PUSH R16 ; temporarily store R16
MOV R16, R17 ; overwrite R16 with R17
POP R17 ; return the temporary data to R17
This form of temporary container may become handy as your program grows. Even though AVR provides 32 general purpose registers, keeping track each and every single one of them may become harder as your program grows with more subroutines. One subroutine might unintentionally modify a register that you were using during its execution which might produce unexpected results.

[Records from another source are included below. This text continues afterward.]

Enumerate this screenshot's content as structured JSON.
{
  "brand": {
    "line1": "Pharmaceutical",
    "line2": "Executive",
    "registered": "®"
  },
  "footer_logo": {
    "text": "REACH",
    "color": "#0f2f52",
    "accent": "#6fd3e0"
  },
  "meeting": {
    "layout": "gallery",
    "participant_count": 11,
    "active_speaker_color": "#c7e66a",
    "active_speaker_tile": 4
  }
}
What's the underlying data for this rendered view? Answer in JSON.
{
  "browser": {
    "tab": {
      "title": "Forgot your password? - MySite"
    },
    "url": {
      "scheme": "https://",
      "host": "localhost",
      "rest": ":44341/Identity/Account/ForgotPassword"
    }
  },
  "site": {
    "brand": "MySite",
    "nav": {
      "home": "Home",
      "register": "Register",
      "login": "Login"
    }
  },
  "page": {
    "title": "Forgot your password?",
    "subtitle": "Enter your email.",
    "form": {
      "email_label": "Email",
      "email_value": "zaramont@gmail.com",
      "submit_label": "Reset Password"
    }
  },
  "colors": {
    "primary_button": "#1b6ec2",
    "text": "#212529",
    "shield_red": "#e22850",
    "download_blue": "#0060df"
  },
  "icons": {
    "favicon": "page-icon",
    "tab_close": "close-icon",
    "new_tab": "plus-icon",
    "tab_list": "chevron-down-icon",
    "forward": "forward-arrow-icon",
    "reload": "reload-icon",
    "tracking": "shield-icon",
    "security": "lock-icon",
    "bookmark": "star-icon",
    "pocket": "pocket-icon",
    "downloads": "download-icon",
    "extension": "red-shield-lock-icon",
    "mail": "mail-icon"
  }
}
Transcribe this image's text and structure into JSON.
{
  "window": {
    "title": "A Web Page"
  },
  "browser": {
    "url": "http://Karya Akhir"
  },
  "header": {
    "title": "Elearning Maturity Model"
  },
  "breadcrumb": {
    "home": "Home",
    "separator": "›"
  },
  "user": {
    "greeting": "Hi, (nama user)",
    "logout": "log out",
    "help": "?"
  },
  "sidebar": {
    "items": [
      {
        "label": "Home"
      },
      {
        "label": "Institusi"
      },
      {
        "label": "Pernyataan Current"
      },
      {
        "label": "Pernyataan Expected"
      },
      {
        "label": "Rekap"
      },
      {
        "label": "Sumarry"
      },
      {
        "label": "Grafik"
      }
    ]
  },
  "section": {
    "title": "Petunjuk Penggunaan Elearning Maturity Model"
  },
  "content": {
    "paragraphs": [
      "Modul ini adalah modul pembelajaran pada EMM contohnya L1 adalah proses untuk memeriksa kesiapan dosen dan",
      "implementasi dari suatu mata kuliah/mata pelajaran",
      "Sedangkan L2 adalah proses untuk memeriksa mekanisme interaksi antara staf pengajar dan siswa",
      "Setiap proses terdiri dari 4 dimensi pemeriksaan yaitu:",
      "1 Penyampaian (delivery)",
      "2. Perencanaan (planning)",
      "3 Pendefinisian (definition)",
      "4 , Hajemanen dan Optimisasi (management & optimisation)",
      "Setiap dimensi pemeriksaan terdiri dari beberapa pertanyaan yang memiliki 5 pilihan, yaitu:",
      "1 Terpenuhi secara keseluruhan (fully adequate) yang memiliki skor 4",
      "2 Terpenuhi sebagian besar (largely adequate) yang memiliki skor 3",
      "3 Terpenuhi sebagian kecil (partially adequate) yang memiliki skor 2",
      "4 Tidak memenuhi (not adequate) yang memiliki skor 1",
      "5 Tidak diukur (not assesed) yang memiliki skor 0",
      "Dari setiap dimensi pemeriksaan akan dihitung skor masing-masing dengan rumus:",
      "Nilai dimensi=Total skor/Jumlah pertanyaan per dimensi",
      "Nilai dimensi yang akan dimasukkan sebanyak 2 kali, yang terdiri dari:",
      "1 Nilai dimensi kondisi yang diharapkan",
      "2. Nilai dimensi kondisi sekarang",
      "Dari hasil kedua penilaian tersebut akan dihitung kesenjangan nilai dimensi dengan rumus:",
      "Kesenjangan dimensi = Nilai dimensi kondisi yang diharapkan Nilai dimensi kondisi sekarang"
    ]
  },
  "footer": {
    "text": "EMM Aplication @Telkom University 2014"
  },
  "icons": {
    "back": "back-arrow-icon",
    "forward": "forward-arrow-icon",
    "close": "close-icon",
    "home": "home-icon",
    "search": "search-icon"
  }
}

For example, given a subroutine that interact with USART using R24
SER_send_byte:
LDS R24, UCSR0A ; R24 is filled with the content of UCSR0A
SBRS R24, UDRE0
...
RET
Calling it from main would unexpectedly modify R24
main:
LDI R24, 0b00001010
...
RCALL SER_send_byte
OUT TCCR0B, R24 ; this behaviour might be unexpected since R24 is no longer the same
Aside from giving proper documentations to subroutines which provides information on affected registers, the stack can be used to store values in affected register and retrieve it before returning.
; Sends R16 to USART
; Blocks while UDRE0 is not ready.
; Registers Affected: R24
SER_send_byte:
PUSH R24 ; stores R24
LDS R24, UCSR0A
SBRS R24, UDRE0
RJMP SER_send_byte
STS UDR0, R16
POP R24 ; retrieve the value back to R24
RET
Do keep in mind that this would add an overhead by using additional cycles and memory for storing into the stack.